Perhaps I misunderstood your question. In fact dissolved CO2 coming out of solution as bread bakes does contribute to dough expansion under some circumstances. You can see it most dramatically when you retard dough and then bake it with lots of steam. It that case you can get tons of quite large blisters errupting on the surface of the dough. I believe the phenomenology goes something like this. As the dough chills the solubility of CO2 goes up but the yeast continues to produce CO2 while the dough remains saturated so there is a balance between volume expansion, leakage, and absorption of the CO2. Deep in the dough leakage is not really taking place except the migration of CO2 between alveoli as they change shape and create minor pressure differences between them. But the dough can hold a lot of additional dissolved CO2 (think about how many bubbles you get when you open a bottle of seltzer or sparkling water, and how much additional gas is given off from a glass of champagne as it warms up from near freezing to room temperature). When the dough sees a hot oven and condensing steam cooks the starch, it forms a gas tight membrane. After that as the dough warms up, the dissolved CO2 has to come out of solution and shows up as a trapped bubble under the cooked surface starch forming a blister. The same thing is going on deeper in the dough as well, except that you can't see it. There, the evolved gas just adds to the CO2 already trapped in the alveoli and expands along with the rest of the trapped gas as the dough temperature rises. It that case it does contribute to thermal expansion of the dough.
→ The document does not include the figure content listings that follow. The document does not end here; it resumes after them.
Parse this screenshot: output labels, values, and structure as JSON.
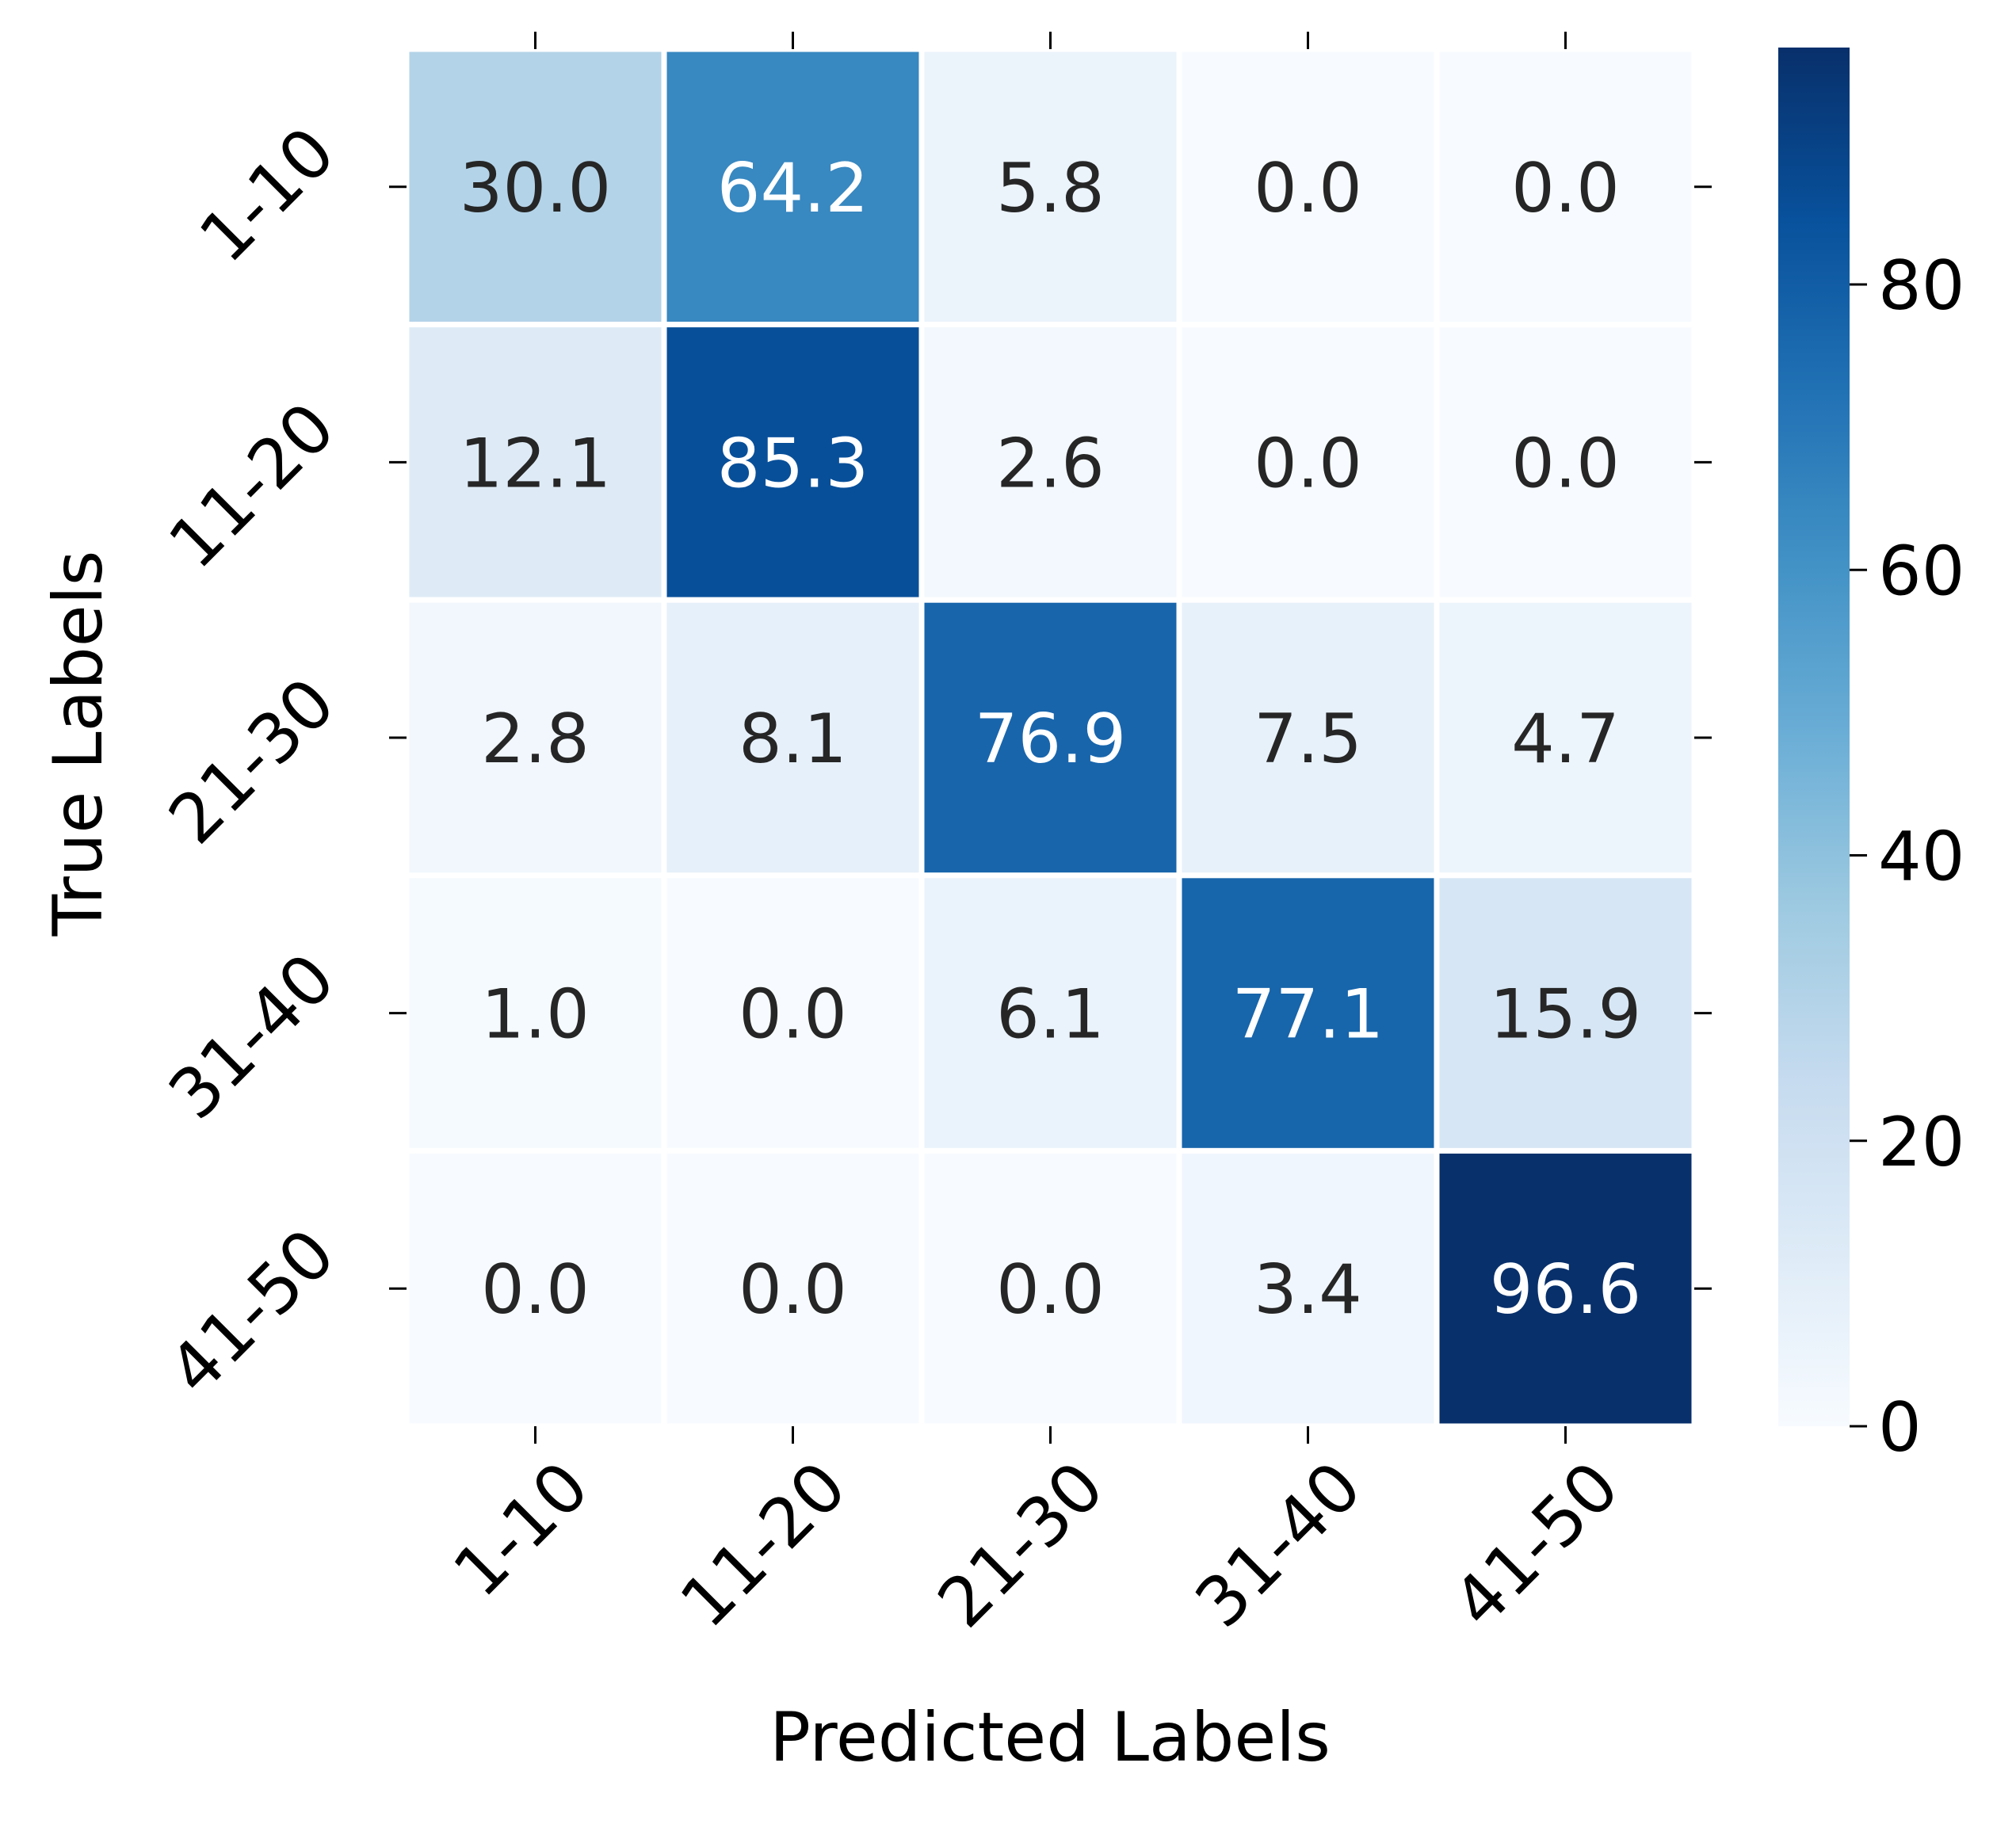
{
  "chart_data": {
    "type": "heatmap",
    "xlabel": "Predicted Labels",
    "ylabel": "True Labels",
    "x_categories": [
      "1-10",
      "11-20",
      "21-30",
      "31-40",
      "41-50"
    ],
    "y_categories": [
      "1-10",
      "11-20",
      "21-30",
      "31-40",
      "41-50"
    ],
    "values": [
      [
        30.0,
        64.2,
        5.8,
        0.0,
        0.0
      ],
      [
        12.1,
        85.3,
        2.6,
        0.0,
        0.0
      ],
      [
        2.8,
        8.1,
        76.9,
        7.5,
        4.7
      ],
      [
        1.0,
        0.0,
        6.1,
        77.1,
        15.9
      ],
      [
        0.0,
        0.0,
        0.0,
        3.4,
        96.6
      ]
    ],
    "value_labels": [
      [
        "30.0",
        "64.2",
        "5.8",
        "0.0",
        "0.0"
      ],
      [
        "12.1",
        "85.3",
        "2.6",
        "0.0",
        "0.0"
      ],
      [
        "2.8",
        "8.1",
        "76.9",
        "7.5",
        "4.7"
      ],
      [
        "1.0",
        "0.0",
        "6.1",
        "77.1",
        "15.9"
      ],
      [
        "0.0",
        "0.0",
        "0.0",
        "3.4",
        "96.6"
      ]
    ],
    "colormap": "Blues",
    "colorbar": {
      "range": [
        0,
        96.6
      ],
      "ticks": [
        0,
        20,
        40,
        60,
        80
      ],
      "tick_labels": [
        "0",
        "20",
        "40",
        "60",
        "80"
      ]
    },
    "grid": false
  }
}
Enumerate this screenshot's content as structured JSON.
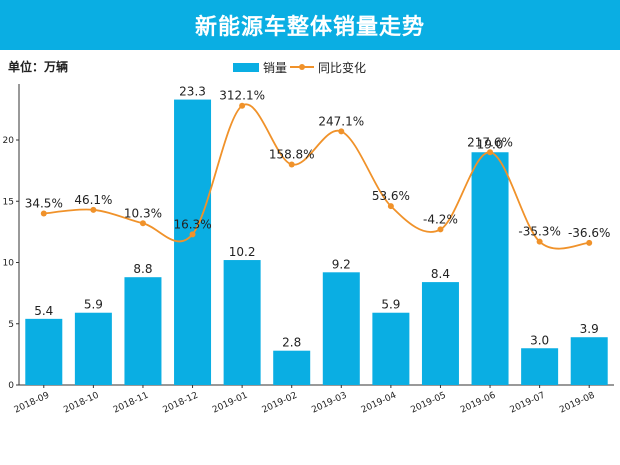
{
  "chart_data": {
    "type": "bar",
    "title": "新能源车整体销量走势",
    "unit_label": "单位：万辆",
    "categories": [
      "2018-09",
      "2018-10",
      "2018-11",
      "2018-12",
      "2019-01",
      "2019-02",
      "2019-03",
      "2019-04",
      "2019-05",
      "2019-06",
      "2019-07",
      "2019-08"
    ],
    "series": [
      {
        "name": "销量",
        "type": "bar",
        "values": [
          5.4,
          5.9,
          8.8,
          23.3,
          10.2,
          2.8,
          9.2,
          5.9,
          8.4,
          19.0,
          3.0,
          3.9
        ],
        "labels": [
          "5.4",
          "5.9",
          "8.8",
          "23.3",
          "10.2",
          "2.8",
          "9.2",
          "5.9",
          "8.4",
          "19.0",
          "3.0",
          "3.9"
        ],
        "color": "#0aaee3"
      },
      {
        "name": "同比变化",
        "type": "line",
        "labels": [
          "34.5%",
          "46.1%",
          "10.3%",
          "16.3%",
          "312.1%",
          "158.8%",
          "247.1%",
          "53.6%",
          "-4.2%",
          "217.6%",
          "-35.3%",
          "-36.6%"
        ],
        "marker_values": [
          14.0,
          14.3,
          13.2,
          12.3,
          22.8,
          18.0,
          20.7,
          14.6,
          12.7,
          19.0,
          11.7,
          11.6
        ],
        "color": "#f0922a"
      }
    ],
    "yticks": [
      0,
      5,
      10,
      15,
      20
    ],
    "ylim": [
      0,
      24.5
    ],
    "xlabel": "",
    "ylabel": "",
    "legend_position": "top-center",
    "grid": false
  }
}
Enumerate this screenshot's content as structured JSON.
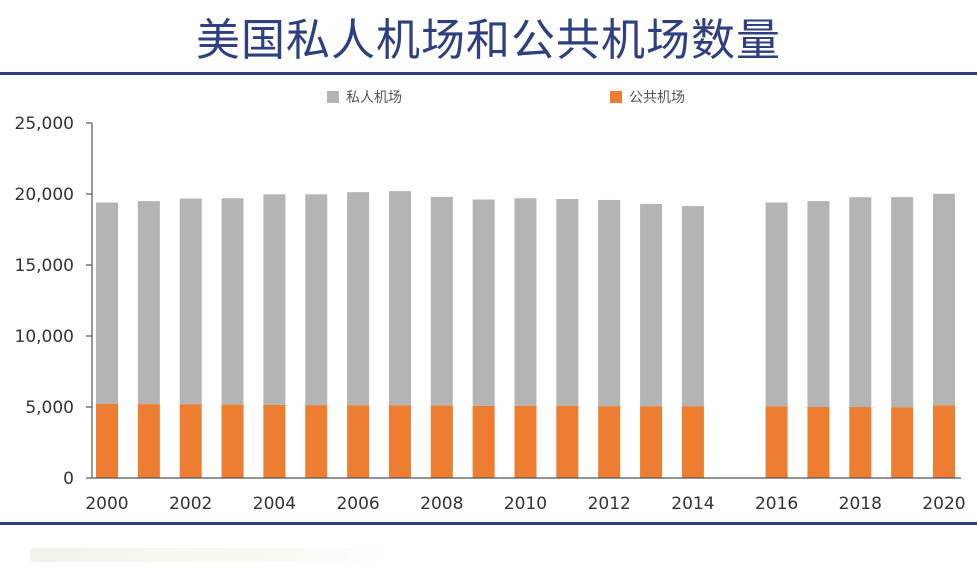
{
  "title": "美国私人机场和公共机场数量",
  "colors": {
    "private": "#b4b4b4",
    "public": "#ed7d31",
    "title": "#2f3f7f",
    "rule": "#2f3f7f"
  },
  "chart_data": {
    "type": "bar",
    "stacked": true,
    "categories": [
      "2000",
      "2001",
      "2002",
      "2003",
      "2004",
      "2005",
      "2006",
      "2007",
      "2008",
      "2009",
      "2010",
      "2011",
      "2012",
      "2013",
      "2014",
      "2015",
      "2016",
      "2017",
      "2018",
      "2019",
      "2020"
    ],
    "x_tick_labels": [
      "2000",
      "2002",
      "2004",
      "2006",
      "2008",
      "2010",
      "2012",
      "2014",
      "2016",
      "2018",
      "2020"
    ],
    "series": [
      {
        "name": "公共机场",
        "color": "#ed7d31",
        "values": [
          5220,
          5200,
          5180,
          5170,
          5150,
          5130,
          5120,
          5110,
          5100,
          5090,
          5080,
          5070,
          5060,
          5050,
          5050,
          null,
          5050,
          5000,
          5000,
          4980,
          5110
        ]
      },
      {
        "name": "私人机场",
        "color": "#b4b4b4",
        "values": [
          14180,
          14300,
          14500,
          14530,
          14830,
          14850,
          15010,
          15090,
          14700,
          14520,
          14620,
          14580,
          14520,
          14250,
          14100,
          null,
          14350,
          14500,
          14770,
          14800,
          14900
        ]
      }
    ],
    "legend": [
      "私人机场",
      "公共机场"
    ],
    "legend_position": "top",
    "ylim": [
      0,
      25000
    ],
    "yticks": [
      0,
      5000,
      10000,
      15000,
      20000,
      25000
    ],
    "ytick_labels": [
      "0",
      "5,000",
      "10,000",
      "15,000",
      "20,000",
      "25,000"
    ],
    "grid": false
  }
}
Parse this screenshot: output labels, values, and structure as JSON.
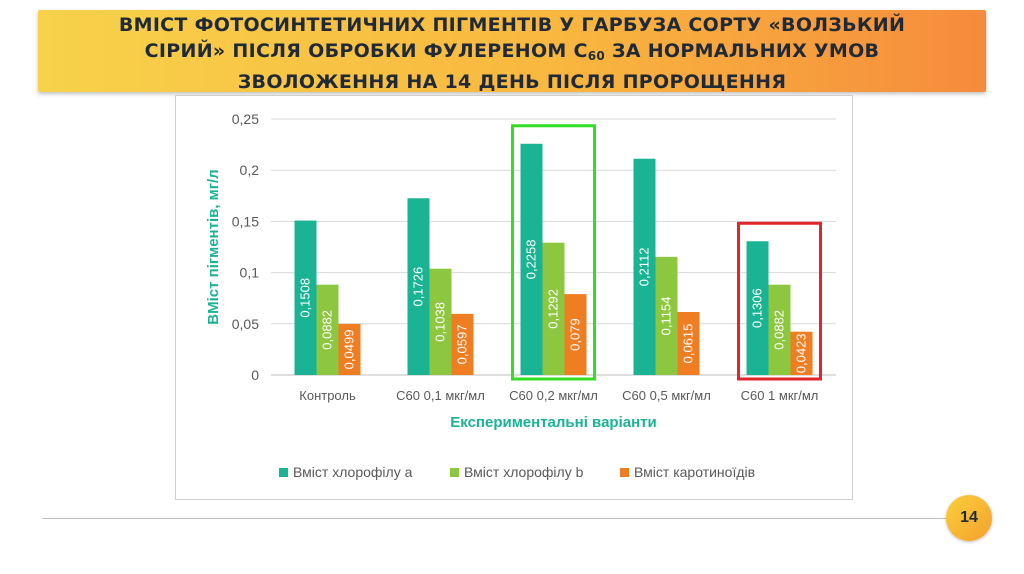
{
  "slide": {
    "title_line1": "ВМІСТ ФОТОСИНТЕТИЧНИХ ПІГМЕНТІВ У ГАРБУЗА СОРТУ «ВОЛЗЬКИЙ",
    "title_line2_a": "СІРИЙ» ПІСЛЯ ОБРОБКИ ФУЛЕРЕНОМ С",
    "title_line2_sub": "60",
    "title_line2_b": " ЗА НОРМАЛЬНИХ УМОВ",
    "title_line3": "ЗВОЛОЖЕННЯ НА 14 ДЕНЬ ПІСЛЯ ПРОРОЩЕННЯ",
    "page_number": "14"
  },
  "chart_data": {
    "type": "bar",
    "categories": [
      "Контроль",
      "С60 0,1 мкг/мл",
      "С60 0,2 мкг/мл",
      "С60 0,5 мкг/мл",
      "С60 1 мкг/мл"
    ],
    "series": [
      {
        "name": "Вміст хлорофілу а",
        "color": "#1ab394",
        "values": [
          0.1508,
          0.1726,
          0.2258,
          0.2112,
          0.1306
        ],
        "labels": [
          "0,1508",
          "0,1726",
          "0,2258",
          "0,2112",
          "0,1306"
        ]
      },
      {
        "name": "Вміст хлорофілу b",
        "color": "#8dc63f",
        "values": [
          0.0882,
          0.1038,
          0.1292,
          0.1154,
          0.0882
        ],
        "labels": [
          "0,0882",
          "0,1038",
          "0,1292",
          "0,1154",
          "0,0882"
        ]
      },
      {
        "name": "Вміст каротиноїдів",
        "color": "#ef7d22",
        "values": [
          0.0499,
          0.0597,
          0.079,
          0.0615,
          0.0423
        ],
        "labels": [
          "0,0499",
          "0,0597",
          "0,079",
          "0,0615",
          "0,0423"
        ]
      }
    ],
    "xlabel": "Експериментальні варіанти",
    "ylabel": "ВМіст пігментів, мг/л",
    "ylim": [
      0,
      0.25
    ],
    "yticks": [
      0,
      0.05,
      0.1,
      0.15,
      0.2,
      0.25
    ],
    "ytick_labels": [
      "0",
      "0,05",
      "0,1",
      "0,15",
      "0,2",
      "0,25"
    ],
    "grid": true,
    "legend_position": "bottom",
    "highlights": [
      {
        "category_index": 2,
        "color": "#33dd22"
      },
      {
        "category_index": 4,
        "color": "#e0262b"
      }
    ],
    "axis_title_color": "#1ab394"
  }
}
I am aware of the dough expansion effect resulted from CO2 dissolved at low temperature. This makes me wonder if the pressurized dough could be used to incorporate more CO2 (in the form of carbonic acid) into the main dough. Under general condition, only a certain amount of CO2 can be trapped in the alveoli. In my understanding, this is limited by the pressure that air cell walls can withstand.
At around 60°C, starch gelatinization starts to take place. Starch granules in the gluten matrix swell and may deform into elongated form. Air cell walls are strengthened, which allows the cells to expand further. Since cell walls can now tolerate greater pressure before rupture, the alveoli could reach larger size as compared to before (when the dough has not hit the oven). So my thinking is, perhaps the additional dissolved CO2 would help increase bread volume. Or maybe the dissolved CO2 level would have leveled off as it reaches the critical pH, so it would not serve this purpose.
Please do point out any misconceptions I might have. As you can probably tell, I haven't taken proper fundamental physics or chemistry classes :)
CO2 solubility is very low in water at elevated temperatures.